Il s’en est fallu de peu pour que le « fare » traditionnel ne soit relégué au banc des reliques. D’autres n’ont pas hésité à employer le terme de « souvenirs ». Fort heureusement, dans les années 90, de nombreuses pensions de familles et notamment celles des archipels ont effectué un travail de recherches, tant au niveau des styles que des matériaux, afin de ramener « l’ère » de cet héritage culturel, au premier plan. « Certes, les matériaux ont changé car aujourd’hui, les règles de sécurité et d’hygiène sont drastiques et nous nous devons de les respecter, mais hormis cela l’âme du « i[fare » tahitien fait partie de notre logique. ]i» a expliqué *Nadine, gérante d’une pension de famille aux îles Tuāmotu avant de relativiser : « Il est clair qu’on ne pourra plus construire des cases traditionnelles comme auparavant, mais c’est à nous aussi d’essayer de garder un maximum de traits communs entre nos maisons d’accueil actuelles et celles qui existaient avant. Cela est dû au fait que durant les années 1700 jusqu’en 1900, la pollution n’avait pas encore fait son œuvre et le climat était différent. Aujourd’hui, tout a changé.» A défaut de pouvoir reproduire à l’identique les anciennes structures, les professionnels du tourisme et de la culture s’accordent, à des degrés différents, à dire que l’hôtellerie de famille a permis de « sauvegarder » l’esprit des « fare » d’antan. Il suffit pour cela d’observer les bungalows dotés de toits en pandanus. Ils rappellent la case ancienne par sa forme et son style.

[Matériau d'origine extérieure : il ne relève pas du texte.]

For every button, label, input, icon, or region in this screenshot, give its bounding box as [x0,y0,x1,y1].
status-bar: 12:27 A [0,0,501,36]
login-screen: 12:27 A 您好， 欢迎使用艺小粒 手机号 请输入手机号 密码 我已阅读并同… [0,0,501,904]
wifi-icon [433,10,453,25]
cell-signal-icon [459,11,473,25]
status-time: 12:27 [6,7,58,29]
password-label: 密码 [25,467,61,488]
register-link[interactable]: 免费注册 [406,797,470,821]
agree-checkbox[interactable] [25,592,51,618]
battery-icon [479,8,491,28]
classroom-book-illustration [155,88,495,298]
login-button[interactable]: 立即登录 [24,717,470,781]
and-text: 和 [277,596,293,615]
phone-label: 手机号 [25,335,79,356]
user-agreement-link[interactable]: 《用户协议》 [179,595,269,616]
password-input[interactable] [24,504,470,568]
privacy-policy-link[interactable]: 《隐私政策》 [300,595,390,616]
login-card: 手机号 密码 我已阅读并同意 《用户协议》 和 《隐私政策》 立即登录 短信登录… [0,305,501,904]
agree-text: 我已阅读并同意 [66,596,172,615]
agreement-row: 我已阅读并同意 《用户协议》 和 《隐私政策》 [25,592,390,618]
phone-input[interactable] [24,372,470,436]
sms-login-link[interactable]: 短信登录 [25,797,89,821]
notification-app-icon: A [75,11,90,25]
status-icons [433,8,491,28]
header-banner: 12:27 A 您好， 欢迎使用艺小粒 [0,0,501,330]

Seulement, l’évolution des normes et les exigences toujours plus strictes ont créé un autre style de « fare » plus moderne et en contreplaqué, le fare MTR. Son existence a été voulue et réfléchie par le gouvernement polynésien alors en place en 1983. Les cyclones qui avaient frappé les îles de la Société un an auparavant et la même année ont incité les autorités à mettre en place une politique de durabilité et de sécurité, ce qui a donc été le cas pour les maisons dites « sociales ».

Malgré tout, de plus en plus de particuliers font construire des maisons de style traditionnel, en mémoire aux traditions d’antan. Mais le « fare mā’ohi » fait de la résistance en continuant d’exister sur les marae tahitiens ou encore les paepae marquisiens. De plus, un groupe d’artisans de Raiatea s’attèle actuellement à la mise en place d’un programme de construction et d’apprentissage en direction des jeunes des îles-sous-le-vent.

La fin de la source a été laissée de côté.